Os extractos das contas destes senhores foram entregues a Kroll. Não ofereciam dados pertinentes. E sabem porquê foram entregues à Kroll? Porque a PGR, que serve à nomenklatura política, queria provar que o dinheiro das dívidas ocultas não está nas contas de Armando Guebuza e seus amigos. E logo existe um meio caminho andado para a PGR deduzir um despacho de abstenção. Meus irmãos: esses senhores gatunos não vão ser acusados de nada.
Não vão ser presos preventivamente. Isto iria acontecer se fosse o João, o Zé…o pé descalço de sempre!
Quem acha que um dia há-de ver Armando Guebuza e seus amigos atrás das grades, pode esperar sentado numa cadeira de descanso numa boa sombra, com uma chávena de chá verde e sandes de queijo.
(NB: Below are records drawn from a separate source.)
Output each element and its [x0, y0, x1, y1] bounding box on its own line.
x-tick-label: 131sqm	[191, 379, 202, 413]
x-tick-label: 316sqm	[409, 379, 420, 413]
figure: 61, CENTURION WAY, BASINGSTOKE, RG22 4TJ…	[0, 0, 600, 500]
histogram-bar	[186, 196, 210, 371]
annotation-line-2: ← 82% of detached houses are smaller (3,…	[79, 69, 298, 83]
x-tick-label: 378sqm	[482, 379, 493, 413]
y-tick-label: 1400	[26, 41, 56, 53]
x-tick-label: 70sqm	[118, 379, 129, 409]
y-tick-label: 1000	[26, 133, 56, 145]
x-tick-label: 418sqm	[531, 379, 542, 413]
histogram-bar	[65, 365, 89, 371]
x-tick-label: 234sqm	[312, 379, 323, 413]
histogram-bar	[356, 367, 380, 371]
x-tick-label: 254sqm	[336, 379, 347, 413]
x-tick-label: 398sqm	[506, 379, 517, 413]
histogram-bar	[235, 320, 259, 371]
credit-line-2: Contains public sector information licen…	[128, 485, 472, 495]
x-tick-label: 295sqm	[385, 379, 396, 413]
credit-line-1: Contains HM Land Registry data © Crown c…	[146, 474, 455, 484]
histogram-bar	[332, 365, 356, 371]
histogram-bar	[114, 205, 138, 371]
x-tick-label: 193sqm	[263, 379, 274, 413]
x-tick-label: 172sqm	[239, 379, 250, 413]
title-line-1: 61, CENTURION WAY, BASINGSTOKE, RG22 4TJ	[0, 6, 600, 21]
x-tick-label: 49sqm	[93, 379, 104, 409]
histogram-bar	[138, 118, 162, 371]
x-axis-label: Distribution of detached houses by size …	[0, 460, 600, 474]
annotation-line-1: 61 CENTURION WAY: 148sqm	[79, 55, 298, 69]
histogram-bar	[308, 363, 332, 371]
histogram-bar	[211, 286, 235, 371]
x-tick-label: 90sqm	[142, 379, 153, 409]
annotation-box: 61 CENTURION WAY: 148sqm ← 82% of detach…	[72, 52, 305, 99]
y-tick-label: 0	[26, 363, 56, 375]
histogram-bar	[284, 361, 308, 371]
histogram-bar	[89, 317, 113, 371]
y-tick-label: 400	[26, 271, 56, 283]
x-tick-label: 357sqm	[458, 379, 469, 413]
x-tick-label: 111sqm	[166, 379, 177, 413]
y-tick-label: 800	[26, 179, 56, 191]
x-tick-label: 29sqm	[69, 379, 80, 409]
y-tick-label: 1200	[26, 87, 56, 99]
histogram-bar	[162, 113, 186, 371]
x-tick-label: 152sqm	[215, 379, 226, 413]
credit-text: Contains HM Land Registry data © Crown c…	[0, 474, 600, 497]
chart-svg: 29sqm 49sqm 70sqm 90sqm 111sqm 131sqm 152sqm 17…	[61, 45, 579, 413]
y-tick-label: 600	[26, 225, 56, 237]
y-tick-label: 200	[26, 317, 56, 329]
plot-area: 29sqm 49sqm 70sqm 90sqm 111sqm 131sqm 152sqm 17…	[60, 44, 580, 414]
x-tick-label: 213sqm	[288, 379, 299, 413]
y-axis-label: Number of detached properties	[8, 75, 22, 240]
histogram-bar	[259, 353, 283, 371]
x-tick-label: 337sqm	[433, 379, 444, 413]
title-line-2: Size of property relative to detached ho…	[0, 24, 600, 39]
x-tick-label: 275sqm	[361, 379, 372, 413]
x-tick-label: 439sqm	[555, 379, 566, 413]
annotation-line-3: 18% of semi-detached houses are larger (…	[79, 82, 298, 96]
A PGR já preparou tudo para inocentar estes senhores.
PS: Sei que alguns dos meus amigos, ou fãs, ou seguidores, podem não entender o que quer dizer sobrefacturação. É simples. Trata-se do aumento de forma fraudulenta do preço de um bem ou serviço. Isto é, a prestação de um serviço ou a entrega de produtos é realizada e uma factura com um valor deliberadamente inflacionado é liquidada pelo cliente, em cumplicidade com o fornecedor. O pagamento em excesso é devolvido ao cliente sob a forma de dinheiro líquido ou outros benefícios. É isto que o grupo de Armando Guebuza fez.
Por outro lado, a PGR, se na realidade quer deixar de varrer o quintal dos políticos, deve prender, e já, todos os suspeitos nesta burla. Não precisa de investigar nada. A Kroll já fez esse trabalho. Os indícios são suficientes para mandar prender essa gentalha toda. Aliás, se fosse o Zé-povinho, a PGR já devia o ter mandado prender, alegadamente para não perturbar as investigações. Neste processo a PGR, volto a dizer, não precisa de investigar nada. É só prender. Aliás, a esta altura esses senhores já deviam estar a ver o sol aos quadradinhos.